Das rumänische Gesundheitssystem ist marode. Damit es nicht zu einem Kollaps kommt, wurde per Militärverordnung eine Ausgangssperre verhängt. Nur wer einen triftigen Grund nachweisen konnte, durfte sich im öffentlichen Raum bewegen. Menschen über 65 durften nur von 11 Uhr bis 13 Uhr auf die Straße. Innerhalb weniger Tage waren über eine Million Menschen in Rumänien arbeitslos. Hinzu kamen noch unzählig viele „Tagelöhner“, die als Straßenfeger, Schrottsammler, Müllsortierer etc. versuchen, ihre Familie zu ernähren. Sie haben schon in normalen Zeiten nicht viel zum Leben. Aber mit der Ausgangssperre sind für sie sämtliche Verdienstmöglichkeiten weggebrochen.
Wir konnten nur schnell per Email unsere Freunde und Partner informieren. Aber wir haben in den vergangenen Wochen eine beispiellose Unterstützung erfahren.
Seit dem 17. April 2020 werden fast täglich in verschiedenen Romasiedlungen Lebensmittel verteilt. Etwa zehn bis fünfzehn Männer aus Sacele organisieren die Hilfsaktionen. Kartoffeln, Maismehl, Öl, Mehl, Eier und Brot werden aus einem Lager geholt. In der Kirche werden Beutel für Familien und alte Menschen gepackt und anschließend verteilt.
Und diese Verteilung bewirkt noch viel mehr, als den Hunger zu stillen. Da wird in den Dörfern der soziale Frieden stabilisiert. Da werden Familienväter nicht kriminell, weil ihre Kinder etwas zu essen haben. Da bekommen Menschen neue Hoffnung, weil sie nicht vergessen sind.
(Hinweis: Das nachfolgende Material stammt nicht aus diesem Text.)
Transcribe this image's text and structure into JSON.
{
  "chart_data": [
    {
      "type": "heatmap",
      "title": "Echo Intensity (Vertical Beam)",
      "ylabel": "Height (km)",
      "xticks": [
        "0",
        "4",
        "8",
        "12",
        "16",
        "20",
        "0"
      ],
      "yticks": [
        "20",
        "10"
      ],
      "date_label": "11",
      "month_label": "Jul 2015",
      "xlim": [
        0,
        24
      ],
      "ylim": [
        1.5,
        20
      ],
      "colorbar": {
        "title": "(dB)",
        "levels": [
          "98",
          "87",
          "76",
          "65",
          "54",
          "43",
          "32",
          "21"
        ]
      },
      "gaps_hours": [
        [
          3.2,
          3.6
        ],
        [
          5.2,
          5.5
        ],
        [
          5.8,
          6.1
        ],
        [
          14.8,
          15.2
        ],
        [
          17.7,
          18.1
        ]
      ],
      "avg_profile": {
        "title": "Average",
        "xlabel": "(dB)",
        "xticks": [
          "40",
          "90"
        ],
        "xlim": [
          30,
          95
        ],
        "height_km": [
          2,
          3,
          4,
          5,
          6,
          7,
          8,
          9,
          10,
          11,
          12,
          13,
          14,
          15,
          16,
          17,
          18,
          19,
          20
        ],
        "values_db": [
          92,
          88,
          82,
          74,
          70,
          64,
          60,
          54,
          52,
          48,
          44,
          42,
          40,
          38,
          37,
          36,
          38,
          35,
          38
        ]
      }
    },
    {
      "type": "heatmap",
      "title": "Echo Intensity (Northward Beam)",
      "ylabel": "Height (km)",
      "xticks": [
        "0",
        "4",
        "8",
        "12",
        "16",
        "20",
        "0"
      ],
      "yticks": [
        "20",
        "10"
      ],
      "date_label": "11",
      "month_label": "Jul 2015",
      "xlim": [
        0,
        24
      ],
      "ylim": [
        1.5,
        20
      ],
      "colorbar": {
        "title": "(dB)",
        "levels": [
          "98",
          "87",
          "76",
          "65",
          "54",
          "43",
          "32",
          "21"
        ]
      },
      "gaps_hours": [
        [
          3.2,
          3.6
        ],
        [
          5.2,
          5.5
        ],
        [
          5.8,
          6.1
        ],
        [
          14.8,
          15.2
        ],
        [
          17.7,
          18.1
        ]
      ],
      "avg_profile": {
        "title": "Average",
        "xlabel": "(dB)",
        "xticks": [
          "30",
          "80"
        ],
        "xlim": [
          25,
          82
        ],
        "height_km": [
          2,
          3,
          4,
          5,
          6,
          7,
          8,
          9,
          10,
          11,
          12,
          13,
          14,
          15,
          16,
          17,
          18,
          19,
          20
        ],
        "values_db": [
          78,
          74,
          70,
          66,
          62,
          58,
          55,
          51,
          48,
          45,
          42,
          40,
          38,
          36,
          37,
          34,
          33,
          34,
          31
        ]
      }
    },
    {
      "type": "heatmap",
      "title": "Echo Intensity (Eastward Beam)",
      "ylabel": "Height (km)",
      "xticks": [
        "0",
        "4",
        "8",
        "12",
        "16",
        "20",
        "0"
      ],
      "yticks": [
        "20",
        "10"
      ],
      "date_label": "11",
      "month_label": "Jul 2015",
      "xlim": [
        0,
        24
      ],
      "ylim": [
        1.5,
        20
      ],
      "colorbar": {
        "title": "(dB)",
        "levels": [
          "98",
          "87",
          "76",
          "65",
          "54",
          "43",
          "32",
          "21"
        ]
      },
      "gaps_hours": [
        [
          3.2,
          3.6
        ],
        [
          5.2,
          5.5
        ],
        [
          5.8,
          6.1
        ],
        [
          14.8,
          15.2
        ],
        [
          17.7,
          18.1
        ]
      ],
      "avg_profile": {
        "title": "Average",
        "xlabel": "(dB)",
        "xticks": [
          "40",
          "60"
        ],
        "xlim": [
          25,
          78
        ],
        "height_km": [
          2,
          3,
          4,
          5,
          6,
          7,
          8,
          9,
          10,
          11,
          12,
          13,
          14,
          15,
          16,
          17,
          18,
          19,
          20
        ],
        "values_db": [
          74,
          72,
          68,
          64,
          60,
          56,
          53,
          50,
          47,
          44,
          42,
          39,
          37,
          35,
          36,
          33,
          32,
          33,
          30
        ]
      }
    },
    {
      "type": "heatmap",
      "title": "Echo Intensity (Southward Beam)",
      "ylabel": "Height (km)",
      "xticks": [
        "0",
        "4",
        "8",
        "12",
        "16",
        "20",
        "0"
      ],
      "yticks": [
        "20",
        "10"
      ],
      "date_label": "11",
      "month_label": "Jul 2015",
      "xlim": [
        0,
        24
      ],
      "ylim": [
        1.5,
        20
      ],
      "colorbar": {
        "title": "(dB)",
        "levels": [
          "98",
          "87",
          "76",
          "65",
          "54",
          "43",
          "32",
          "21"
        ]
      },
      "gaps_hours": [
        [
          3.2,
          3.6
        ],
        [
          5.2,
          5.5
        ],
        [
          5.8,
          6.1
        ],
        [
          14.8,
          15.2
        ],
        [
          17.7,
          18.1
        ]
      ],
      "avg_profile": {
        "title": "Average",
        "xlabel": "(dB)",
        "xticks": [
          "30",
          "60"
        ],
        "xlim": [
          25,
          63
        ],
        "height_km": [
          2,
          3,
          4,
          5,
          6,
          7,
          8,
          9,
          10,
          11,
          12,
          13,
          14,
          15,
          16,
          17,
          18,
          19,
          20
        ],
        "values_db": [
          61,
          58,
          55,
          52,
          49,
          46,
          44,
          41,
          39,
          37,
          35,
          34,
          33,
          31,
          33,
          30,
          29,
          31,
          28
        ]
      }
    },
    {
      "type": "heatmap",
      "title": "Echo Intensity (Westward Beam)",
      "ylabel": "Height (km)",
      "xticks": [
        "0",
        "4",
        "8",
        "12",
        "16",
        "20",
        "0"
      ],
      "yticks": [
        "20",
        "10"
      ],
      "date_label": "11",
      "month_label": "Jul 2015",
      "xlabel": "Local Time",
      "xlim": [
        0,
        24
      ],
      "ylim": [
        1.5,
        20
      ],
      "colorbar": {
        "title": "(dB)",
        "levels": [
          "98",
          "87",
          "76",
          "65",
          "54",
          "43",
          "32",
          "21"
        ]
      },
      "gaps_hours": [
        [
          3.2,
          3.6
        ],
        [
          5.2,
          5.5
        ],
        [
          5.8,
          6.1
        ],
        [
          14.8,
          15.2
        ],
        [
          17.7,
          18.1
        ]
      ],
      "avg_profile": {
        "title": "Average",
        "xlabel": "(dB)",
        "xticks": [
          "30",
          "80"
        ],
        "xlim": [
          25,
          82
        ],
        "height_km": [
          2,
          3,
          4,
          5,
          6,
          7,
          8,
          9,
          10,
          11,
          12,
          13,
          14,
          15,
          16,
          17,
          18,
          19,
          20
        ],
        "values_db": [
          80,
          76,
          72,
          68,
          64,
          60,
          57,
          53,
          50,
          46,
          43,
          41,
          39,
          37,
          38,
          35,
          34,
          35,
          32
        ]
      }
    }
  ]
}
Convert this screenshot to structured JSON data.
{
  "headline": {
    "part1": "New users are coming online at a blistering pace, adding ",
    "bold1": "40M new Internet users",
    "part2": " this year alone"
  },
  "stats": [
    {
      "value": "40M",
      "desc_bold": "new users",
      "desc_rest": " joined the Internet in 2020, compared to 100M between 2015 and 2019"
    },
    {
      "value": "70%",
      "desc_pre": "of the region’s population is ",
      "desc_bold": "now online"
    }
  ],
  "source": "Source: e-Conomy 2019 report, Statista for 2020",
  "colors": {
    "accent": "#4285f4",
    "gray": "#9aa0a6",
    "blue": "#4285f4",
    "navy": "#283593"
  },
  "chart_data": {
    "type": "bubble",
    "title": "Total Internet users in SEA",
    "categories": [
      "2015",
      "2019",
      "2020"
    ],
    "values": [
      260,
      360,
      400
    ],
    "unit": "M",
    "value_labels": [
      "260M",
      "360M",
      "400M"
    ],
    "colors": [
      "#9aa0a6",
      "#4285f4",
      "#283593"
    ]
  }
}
+ In Racos war der Bürgermeister froh, dass Unterstützung kommt. Einige Tage vorher war der Lebensmittelladen gestürmt worden, weil die Menschen kein Geld und großen Hunger hatten.
+ In Codlea überwachte die Polizei anfangs sehr skeptisch die Verteilung. Am Abend vorher waren drei ihrer Kollegen bei einer Schlägerei in der Siedlung verletzt worden. Doch am Ende der friedlichen Verteilaktion kamen sie länger ins Gespräch und waren dankbar, dass jemand für sie und ihre verletzten Kollegen betete.
+ In Herculian fragte eine Frau: Warum gebt ihr uns auch zu essen, obwohl wir keine Christen sind?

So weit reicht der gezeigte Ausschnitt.